Dotrice advanced towards him with her hands at her navel, joined and open at the same time, as if she were a baker carrying an armful of bread. ‘The monster came right towards us.’
Joaquin raised his arms to push her away. The clairvoyant was so caught up in reliving her moment of enlightenment, she didn’t seem to notice.
‘The humans. The seers.’
‘Dotrice, get out of my room.’
‘He crossed right through the meditative circle and disappeared into the heather.’
Moralès rummaged beneath his bed sheets and eventually found and pressed the call button to alert the nurses’ station. Dotrice stood and lowered her arms, then opened them wide and welcoming in front of her. She looked like Jesus with the children, Moralès thought.
‘Our mothers, and our mothers’ mothers, and their mothers before them read the signs and placed trembling fragments on the surface of the depths. They warned us that the sea is a liar, and all men are traitors!’
She walked towards Moralès like a zombie, then stopped and pointed both index fingers at him.
‘Hypocrites,’ she said in a throaty whisper.
The door to the room opened abruptly. Sébastien walked in, followed by the nurse, but that didn’t deter Dotrice, who continued as if in a trance.
‘I implore you to ask me, Moral-less, what celestial truth is holding my mind captive.’

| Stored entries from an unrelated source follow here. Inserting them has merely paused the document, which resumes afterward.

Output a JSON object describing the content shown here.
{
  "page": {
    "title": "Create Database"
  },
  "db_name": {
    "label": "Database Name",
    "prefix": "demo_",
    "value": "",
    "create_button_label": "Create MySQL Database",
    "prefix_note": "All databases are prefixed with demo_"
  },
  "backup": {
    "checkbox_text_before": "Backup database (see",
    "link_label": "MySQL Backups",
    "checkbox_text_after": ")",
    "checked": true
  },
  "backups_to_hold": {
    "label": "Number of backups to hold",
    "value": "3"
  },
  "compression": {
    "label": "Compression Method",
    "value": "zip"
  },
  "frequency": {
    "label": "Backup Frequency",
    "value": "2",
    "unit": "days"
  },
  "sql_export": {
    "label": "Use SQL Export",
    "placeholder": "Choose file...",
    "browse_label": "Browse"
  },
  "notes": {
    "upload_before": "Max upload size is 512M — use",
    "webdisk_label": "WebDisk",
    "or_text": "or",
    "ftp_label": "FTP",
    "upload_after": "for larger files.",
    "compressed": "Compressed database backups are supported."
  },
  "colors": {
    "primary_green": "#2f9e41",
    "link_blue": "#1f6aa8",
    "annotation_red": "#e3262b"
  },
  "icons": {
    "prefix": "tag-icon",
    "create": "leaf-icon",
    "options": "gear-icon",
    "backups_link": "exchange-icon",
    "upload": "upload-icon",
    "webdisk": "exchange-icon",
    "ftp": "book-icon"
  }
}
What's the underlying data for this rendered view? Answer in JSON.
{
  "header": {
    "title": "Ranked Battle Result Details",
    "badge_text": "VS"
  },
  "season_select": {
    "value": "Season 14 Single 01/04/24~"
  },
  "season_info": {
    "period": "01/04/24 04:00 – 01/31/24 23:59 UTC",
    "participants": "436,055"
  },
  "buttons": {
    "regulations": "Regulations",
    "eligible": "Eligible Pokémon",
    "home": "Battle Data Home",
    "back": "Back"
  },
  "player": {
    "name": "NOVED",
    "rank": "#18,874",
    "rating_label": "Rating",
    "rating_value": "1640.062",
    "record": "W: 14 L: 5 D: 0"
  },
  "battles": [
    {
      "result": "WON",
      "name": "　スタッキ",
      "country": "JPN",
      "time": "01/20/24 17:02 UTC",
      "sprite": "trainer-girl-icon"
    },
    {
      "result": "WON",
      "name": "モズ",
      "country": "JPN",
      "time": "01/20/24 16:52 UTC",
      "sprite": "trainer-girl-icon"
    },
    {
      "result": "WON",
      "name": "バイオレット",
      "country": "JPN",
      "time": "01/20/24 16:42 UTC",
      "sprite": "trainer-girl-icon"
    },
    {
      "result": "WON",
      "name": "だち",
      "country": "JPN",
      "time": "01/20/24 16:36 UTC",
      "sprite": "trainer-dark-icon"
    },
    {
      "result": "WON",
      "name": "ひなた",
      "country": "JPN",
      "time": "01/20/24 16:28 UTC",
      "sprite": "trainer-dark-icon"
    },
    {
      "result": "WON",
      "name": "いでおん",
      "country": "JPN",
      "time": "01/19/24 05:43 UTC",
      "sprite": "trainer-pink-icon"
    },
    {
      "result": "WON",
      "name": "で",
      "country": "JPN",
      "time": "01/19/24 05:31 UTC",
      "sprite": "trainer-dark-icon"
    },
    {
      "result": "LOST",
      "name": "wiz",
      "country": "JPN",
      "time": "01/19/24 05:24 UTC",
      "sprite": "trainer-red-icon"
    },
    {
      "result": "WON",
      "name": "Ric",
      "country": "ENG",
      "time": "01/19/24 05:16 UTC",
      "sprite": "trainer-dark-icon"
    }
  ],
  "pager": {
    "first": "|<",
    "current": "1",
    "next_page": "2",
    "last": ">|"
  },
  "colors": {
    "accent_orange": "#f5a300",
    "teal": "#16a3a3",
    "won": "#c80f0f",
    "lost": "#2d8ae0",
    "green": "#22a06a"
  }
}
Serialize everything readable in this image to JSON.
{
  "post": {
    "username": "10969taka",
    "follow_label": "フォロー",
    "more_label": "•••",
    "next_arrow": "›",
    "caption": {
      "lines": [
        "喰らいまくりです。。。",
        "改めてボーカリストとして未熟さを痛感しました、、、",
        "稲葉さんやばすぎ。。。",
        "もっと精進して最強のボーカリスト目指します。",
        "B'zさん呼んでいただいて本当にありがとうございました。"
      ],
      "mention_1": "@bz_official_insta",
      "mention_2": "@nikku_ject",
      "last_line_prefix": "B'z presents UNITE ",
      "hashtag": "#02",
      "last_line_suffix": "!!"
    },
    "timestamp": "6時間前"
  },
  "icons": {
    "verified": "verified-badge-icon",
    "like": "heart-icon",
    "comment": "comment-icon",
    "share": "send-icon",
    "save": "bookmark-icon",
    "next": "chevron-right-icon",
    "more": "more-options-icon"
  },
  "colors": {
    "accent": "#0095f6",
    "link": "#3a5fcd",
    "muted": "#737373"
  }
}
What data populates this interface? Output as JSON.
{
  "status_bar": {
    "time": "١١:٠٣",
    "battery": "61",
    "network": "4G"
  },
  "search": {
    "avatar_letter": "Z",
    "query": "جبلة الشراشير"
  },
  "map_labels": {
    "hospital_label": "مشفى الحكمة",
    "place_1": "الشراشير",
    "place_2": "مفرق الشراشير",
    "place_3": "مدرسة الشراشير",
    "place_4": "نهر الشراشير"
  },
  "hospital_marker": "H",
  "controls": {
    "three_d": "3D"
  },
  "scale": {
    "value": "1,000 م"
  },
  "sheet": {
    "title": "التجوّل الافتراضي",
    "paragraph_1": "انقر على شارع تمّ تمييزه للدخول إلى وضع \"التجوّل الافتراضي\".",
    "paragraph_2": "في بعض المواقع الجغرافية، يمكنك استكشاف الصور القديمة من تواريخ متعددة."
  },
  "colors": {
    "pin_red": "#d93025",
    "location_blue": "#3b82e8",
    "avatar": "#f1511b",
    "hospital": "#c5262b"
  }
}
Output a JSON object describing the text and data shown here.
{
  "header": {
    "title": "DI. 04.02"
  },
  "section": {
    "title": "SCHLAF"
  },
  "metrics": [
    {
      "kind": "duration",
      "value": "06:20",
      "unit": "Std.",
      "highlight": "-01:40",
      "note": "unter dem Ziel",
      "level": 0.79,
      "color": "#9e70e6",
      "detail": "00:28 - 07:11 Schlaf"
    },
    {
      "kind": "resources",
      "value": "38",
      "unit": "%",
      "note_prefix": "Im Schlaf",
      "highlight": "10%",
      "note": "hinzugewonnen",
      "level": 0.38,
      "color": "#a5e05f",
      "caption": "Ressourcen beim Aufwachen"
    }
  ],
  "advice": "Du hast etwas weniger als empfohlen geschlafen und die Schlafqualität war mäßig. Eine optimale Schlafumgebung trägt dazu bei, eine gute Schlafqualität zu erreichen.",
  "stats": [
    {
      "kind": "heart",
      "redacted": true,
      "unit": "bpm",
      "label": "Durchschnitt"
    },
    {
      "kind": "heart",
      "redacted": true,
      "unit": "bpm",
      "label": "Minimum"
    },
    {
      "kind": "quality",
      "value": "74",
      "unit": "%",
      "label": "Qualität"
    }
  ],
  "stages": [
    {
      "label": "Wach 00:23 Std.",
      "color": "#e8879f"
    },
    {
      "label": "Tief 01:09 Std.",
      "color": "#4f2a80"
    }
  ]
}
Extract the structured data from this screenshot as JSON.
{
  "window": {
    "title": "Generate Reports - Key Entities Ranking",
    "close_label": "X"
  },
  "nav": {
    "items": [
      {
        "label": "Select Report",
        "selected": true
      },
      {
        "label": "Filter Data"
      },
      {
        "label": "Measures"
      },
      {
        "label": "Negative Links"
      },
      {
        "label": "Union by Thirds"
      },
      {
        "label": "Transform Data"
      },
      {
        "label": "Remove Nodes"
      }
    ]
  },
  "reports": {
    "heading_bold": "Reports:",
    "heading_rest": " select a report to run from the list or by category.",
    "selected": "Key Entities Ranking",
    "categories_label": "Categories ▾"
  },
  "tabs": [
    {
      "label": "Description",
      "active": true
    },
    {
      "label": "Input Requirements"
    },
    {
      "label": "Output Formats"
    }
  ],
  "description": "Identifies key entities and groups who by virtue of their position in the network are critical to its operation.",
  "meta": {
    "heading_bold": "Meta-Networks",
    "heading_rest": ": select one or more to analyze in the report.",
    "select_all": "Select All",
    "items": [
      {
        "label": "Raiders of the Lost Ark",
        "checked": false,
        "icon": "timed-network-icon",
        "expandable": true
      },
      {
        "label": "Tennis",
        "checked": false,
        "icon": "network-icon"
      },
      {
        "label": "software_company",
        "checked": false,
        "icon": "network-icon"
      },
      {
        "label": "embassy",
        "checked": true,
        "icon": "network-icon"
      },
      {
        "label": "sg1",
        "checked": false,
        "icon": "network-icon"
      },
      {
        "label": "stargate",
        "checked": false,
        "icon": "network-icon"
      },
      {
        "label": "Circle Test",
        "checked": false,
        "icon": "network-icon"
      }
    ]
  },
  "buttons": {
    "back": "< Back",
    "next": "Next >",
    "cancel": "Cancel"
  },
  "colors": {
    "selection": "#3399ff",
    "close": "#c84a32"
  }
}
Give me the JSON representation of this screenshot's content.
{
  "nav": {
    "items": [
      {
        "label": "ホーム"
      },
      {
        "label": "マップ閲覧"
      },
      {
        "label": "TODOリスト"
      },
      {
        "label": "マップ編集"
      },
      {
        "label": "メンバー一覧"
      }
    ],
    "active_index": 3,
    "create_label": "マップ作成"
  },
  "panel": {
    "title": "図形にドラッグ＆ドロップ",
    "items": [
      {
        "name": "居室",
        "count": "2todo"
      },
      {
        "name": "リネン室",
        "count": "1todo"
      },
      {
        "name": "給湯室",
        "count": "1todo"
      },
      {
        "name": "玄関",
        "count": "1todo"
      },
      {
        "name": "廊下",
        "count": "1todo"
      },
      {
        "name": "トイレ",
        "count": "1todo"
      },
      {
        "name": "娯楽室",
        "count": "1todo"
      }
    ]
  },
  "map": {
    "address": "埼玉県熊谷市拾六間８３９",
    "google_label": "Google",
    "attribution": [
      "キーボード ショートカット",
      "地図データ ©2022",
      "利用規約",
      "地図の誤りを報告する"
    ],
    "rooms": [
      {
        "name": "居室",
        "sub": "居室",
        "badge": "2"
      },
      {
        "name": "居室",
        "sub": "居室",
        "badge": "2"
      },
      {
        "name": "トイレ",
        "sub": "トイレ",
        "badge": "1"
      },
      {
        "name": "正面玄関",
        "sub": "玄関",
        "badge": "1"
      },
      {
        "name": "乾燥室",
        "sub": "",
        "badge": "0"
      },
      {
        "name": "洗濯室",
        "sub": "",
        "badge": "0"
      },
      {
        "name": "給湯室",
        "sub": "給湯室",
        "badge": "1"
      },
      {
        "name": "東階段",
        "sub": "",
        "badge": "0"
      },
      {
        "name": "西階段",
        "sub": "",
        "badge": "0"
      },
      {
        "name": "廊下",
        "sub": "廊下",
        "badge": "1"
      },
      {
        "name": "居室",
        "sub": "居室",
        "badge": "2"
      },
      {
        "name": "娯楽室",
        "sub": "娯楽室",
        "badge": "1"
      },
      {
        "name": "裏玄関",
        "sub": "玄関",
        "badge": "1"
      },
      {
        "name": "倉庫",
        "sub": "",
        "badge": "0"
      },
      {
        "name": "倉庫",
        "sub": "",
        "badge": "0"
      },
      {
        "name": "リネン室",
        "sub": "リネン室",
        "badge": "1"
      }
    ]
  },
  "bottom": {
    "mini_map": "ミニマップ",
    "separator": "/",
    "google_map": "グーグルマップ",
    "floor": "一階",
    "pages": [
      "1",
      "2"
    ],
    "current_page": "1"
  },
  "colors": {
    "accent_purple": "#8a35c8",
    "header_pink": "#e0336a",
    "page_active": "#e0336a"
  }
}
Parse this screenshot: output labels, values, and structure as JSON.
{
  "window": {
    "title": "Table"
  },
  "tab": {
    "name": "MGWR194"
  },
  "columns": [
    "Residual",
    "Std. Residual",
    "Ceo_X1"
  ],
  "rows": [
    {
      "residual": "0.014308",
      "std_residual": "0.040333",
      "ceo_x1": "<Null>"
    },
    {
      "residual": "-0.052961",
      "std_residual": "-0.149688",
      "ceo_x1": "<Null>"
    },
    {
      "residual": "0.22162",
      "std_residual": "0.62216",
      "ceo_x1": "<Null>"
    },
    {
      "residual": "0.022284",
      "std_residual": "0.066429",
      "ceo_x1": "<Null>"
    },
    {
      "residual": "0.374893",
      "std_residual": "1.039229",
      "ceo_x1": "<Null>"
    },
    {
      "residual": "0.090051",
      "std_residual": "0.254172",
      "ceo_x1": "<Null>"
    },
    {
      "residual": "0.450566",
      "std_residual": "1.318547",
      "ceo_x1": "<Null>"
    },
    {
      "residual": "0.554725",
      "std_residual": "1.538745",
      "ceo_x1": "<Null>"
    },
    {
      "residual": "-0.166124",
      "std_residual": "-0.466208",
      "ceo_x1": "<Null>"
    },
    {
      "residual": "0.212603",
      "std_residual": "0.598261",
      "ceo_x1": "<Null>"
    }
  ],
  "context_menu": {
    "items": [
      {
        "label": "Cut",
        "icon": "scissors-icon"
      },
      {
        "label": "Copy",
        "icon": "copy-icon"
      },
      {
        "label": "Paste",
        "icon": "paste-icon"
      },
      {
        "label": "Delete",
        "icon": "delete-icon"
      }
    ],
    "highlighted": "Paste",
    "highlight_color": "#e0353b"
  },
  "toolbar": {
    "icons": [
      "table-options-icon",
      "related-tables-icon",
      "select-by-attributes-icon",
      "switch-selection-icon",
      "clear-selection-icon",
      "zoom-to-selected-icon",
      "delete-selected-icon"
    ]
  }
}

‘Ah, don’t be swayed by father’s Mexican charm,’ Sébastien purred, taking control of the situation. He grabbed the clairvoyant by the hand, snatched up her bag – and her bloody crystal ball, Moralès thought – and set about ushering her out of the room.
The nurse kicked into action, her recent training on victims of family violence still fresh in her mind. Powerless to prevent Sébastien strong-arming Dotrice from her parallel universe into a hospital corridor, she turned her wrath on Moralès with an icy stare. ‘What makes you think you can treat your wife like that?’